Irene Geng | i-geng

Part 1. Defining Correspondences

In order to morph one face to another, we need to define pairs of corresponding points on each of the two images, in the same order. I used ginput to select points on an image.

Once we have two sets of correspondences (one for each face), we can take the mean of the correspondences and compute the Delaunay triangulation on the mean set of key points.

Here are Martin Schoeller’s photographs of George Clooney and Heath Ledger.

I chose 76 different correspondences on each face. Here is the mean triangulation drawn on each photograph.

Part 2. Computing the Mid-way Face

To compute the mid-way face of two different faces:

1. Compute the average shape

2. Warp both faces into the average shape

3. Average the colors of the warped faces (cross-dissolve)

The average shape is just the average of each correspondence—the mean correspondences that we used for a Delaunay triangulation.

Warping

To warp a face into the average shape, we need to warp each triangle of the triangulation into the shape of the corresponding triangle in the average shape, using the affine transformation matrix that transforms the source triangle into the target triangle.

The skimage.draw.polygon function generates a triangular mask given the three vertices of a triangle, and we can use this mask to warp all points within a triangle at once (instead of needing to iterate over individual pixels).

We will use an inverse warp to choose the color of each pixel in the warped triangle; if a target point lies between pixels, we can use bilinear interpolation (or nearest neighbor sampling for faster calculations) to sample the color.

Here are both faces warped into the average geometry. The most noticeable differences are the changes in hairline and eyebrow shape.

Cross-Dissolving

The final step is to cross-dissolve the two warped images, which is just linear interpolation of the color values from both images.

Part 3. The Morph Sequence

To create a morph sequence from one face to another, we can repeat the morphing process from Part 2, but with a different fraction of warping and cross-dissolving. The parameter that controls the amount of warping and cross-dissolving lies in the range [0, 1]. When the parameter is 0, the result is the original first face; when the parameter is 1, the result is the original second face.

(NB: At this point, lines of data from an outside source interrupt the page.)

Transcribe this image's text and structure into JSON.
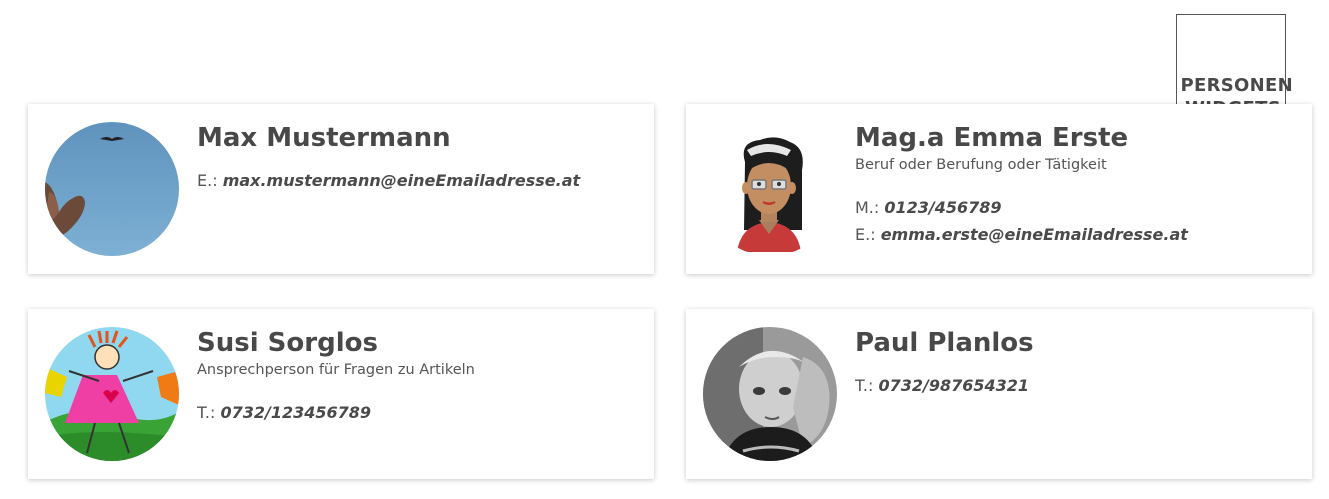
{
  "logo": {
    "line1": "PERSONEN",
    "line2": "WIDGETS"
  },
  "persons": [
    {
      "name": "Max Mustermann",
      "role": "",
      "contacts": [
        {
          "prefix": "E.:",
          "value": "max.mustermann@eineEmailadresse.at"
        }
      ]
    },
    {
      "name": "Mag.a Emma Erste",
      "role": "Beruf oder Berufung oder Tätigkeit",
      "contacts": [
        {
          "prefix": "M.:",
          "value": "0123/456789"
        },
        {
          "prefix": "E.:",
          "value": "emma.erste@eineEmailadresse.at"
        }
      ]
    },
    {
      "name": "Susi Sorglos",
      "role": "Ansprechperson für Fragen zu Artikeln",
      "contacts": [
        {
          "prefix": "T.:",
          "value": "0732/123456789"
        }
      ]
    },
    {
      "name": "Paul Planlos",
      "role": "",
      "contacts": [
        {
          "prefix": "T.:",
          "value": "0732/987654321"
        }
      ]
    }
  ]
}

• The full morph sequence from George Clooney to Heath Ledger is linked here: https://www.youtube.com/shorts/2a4PJa7JCfA

• Obligatory roommate morph sequence: https://www.youtube.com/shorts/gKgimYiZwGg

• Morph sequence of actors who have played the Joker in TV/film: https://www.youtube.com/shorts/zID_cePwajQ

Part 4. The Mean Face of a Population

FEI Face Database

I used photographs from FEI face database (https://fei.edu.br/~cet/facedatabase.html), which is a Brazilian face database that contains images of 200 individuals taken at the Artificial Intelligence Laboratory of FEI in São Bernardo do Campo, São Paulo, Brazil. There are 100 male and 100 female subjects, with ages ranging from 19 to 40 years.

I separated the dataset into two subsets: neutral faces and expressions.

The FEI database images are also annotated with 46 correspondences (I also added in the 4 corners of each image as correspondences). Here are two example triangulations:

Mean Face

The compute the mean face of a population:

1. Find the average shape by taking the mean of all correspondences.

2. Warp each face into the average shape.

3. Take the average color of all warps to get the mean face.

Here are a few examples of faces in the dataset that have been warped into the average shape, for both neutral and expression subsets.

And here are the average neutral and average expression faces.

Here is my face warped into the average geometry, and the average face warped into my face’s geometry.

Another Dataset

Many iterations of the Joker exist in different forms of media, including comic books, television, film, and video games. I chose a subset of 16 Jokers and labeled 66 correspondences on each face.

Part 5. Caricatures: Extrapolating From the Mean

Using the FEI database population means, we can produce caricatures by extrapolation.

Treating the correspondences selected on my (neutral) face as some vector p and the correspondences on the average expression face as some vector q, I calculated p + 1.5(q - p) as the target correspondences, found the extrapolated triangulation, and then warped my face to these targets.

This warped my face to have a smiling expression, although there are some artifacts around the forehead and hairline because the FEI database’s annotations do not include correspondences on the forehead.

Principal Component Analysis

We can take an m x n image and represent it as a vector of pixel values of length m * n. Then, our dataset can be represented as a matrix of dimensions K x (m * n), where K is the number of images in the set. If we perform PCA on these face vectors, we can recover a set of eigenvectors (or “eigenfaces”).

Here are 16 eigenfaces with the largest singular values for the FEI database neutral and expression subsets.

Neutral Eigenfaces

Expression Eigenfaces

Using the Eigenface Basis

By choosing random weights to multiply each eigenface by, and then adding together the weighted vectors, we can generate new faces. Here are two examples, with a basis of 32 eigenfaces and random weights chosen in range [-1.0, 1.0].